Personal USB Encrypting Drive
USB Drives are convenient and portable and they come in very small sizes to big sizes with lots more capacity and speed. Unfortunately, if a drive is lost, stolen, or even if someone can get to your drive in a hotel room or office, important private data can be easily copied and obtained.
For these reasons, many USB Drive makers, Operating System vendors (Windows, Linux, and MAC OS), and some Software Security Vendors, provide some way to encrypt the data on attached USB drives. But these solutions have all kinds of problems that make them hard to use. Each USB Flash drive has proprietary software only for the make (and often only for the model), you have to install software that turns into bloatware on your host machine, you have to move stuff in and out of a vault and make sure a copy isn't outside of the vault, and the list goes on and on.
Hardware Encrypting, or self-encrypting, USB Drives, when done right, are much simpler to use and understand. They come with lightweight agents that just watch for a locked drive to show up, then let the user type a password to unlock the drive for reading and writing. Because the encryption is in hardware, it has absolutely no effect on speed of operations, no vault is needed. Everything is encrypted on the drive. It is invisible.

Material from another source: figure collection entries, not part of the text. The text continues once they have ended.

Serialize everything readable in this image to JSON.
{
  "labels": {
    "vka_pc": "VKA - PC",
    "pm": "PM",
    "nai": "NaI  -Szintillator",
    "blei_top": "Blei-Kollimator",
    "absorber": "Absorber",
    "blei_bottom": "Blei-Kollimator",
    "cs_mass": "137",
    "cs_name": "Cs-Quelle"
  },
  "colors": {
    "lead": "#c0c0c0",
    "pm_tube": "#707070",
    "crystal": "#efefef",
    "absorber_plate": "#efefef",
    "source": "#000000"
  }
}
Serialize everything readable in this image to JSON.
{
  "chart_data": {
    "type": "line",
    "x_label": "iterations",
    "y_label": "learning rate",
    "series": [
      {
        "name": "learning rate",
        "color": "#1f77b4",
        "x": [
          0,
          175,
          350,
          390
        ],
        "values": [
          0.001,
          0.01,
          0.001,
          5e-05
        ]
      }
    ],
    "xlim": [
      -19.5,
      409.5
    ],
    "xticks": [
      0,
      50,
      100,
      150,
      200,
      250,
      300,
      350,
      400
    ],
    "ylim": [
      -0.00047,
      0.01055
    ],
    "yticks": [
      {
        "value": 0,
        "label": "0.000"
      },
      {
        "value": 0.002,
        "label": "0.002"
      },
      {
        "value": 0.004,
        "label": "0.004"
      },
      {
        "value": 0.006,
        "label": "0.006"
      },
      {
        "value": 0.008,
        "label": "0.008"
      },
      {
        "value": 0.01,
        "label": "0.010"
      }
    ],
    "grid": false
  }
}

You can leave them unplugged in your home or office, or plugged into your powered down laptop, and not worry about anyone getting the data. You can also lock a drive when you leave your powered up laptop alone for awhile.
You can put one of these drives in the mail and send them overseas without worrying about someone getting the data. You don't have to go through customs with a locked drive, and the worst that can happen is that the drive never shows up in the mail to your hotel. They did not get your data. The same goes if you just use local mail of course.
There are a few USB self-encrypting drives on the market. But these have proprietary encryption technology, and it is often not clear from the vendor which are proper self-encrypting drives from a particular vendor. DTA has introduced the DTA Personal USB Self-Encrypting Drive in multiple capacities from 128GB to 2TB, and multiple forms, from Hard Disk to Solid State Disk. You can even get FIPS 140 qualified self-encrypting USB drives from us.
All of these are guaranteed certified by DTA to be Industry Standard Opal Self-Encrypting Drives. This means anyone can read the specifications for free on www.trustedcomputinggroup.org to understand how they work. DTA also provides open source on GitHub that anyone can use to customize, or later, if the commercial software is too old for the operating system, still unlock the drive.
Our commercial software for the DTA Personal drive is feature equivalent to the most popular hardware encrypting proprietary drives on the market. In effect, since the drive is yours, there is one password that enables you to both unlock a drive and configure it as you wish. You can set up a password for the drive, lock and unlock the drive, change the password, nearly instantaneously erase the drive, and even remove the password from the drive in case you need to create disk image on the USB drive.
Our commercial software also comes with wake-up agents for Windows and MAC that keeps interaction very simple and lightweight when all you want to do is plug a drive in and type a password to unlock it. But now you have the comfort of hardware encryption with non-proprietary control.
However, always use a strong password. You data will only be as good as the password that protects it.
Finally, our drives do not come with proprietary bloatware. If you have backup software, use it. Our drives are strictly secure storage devices.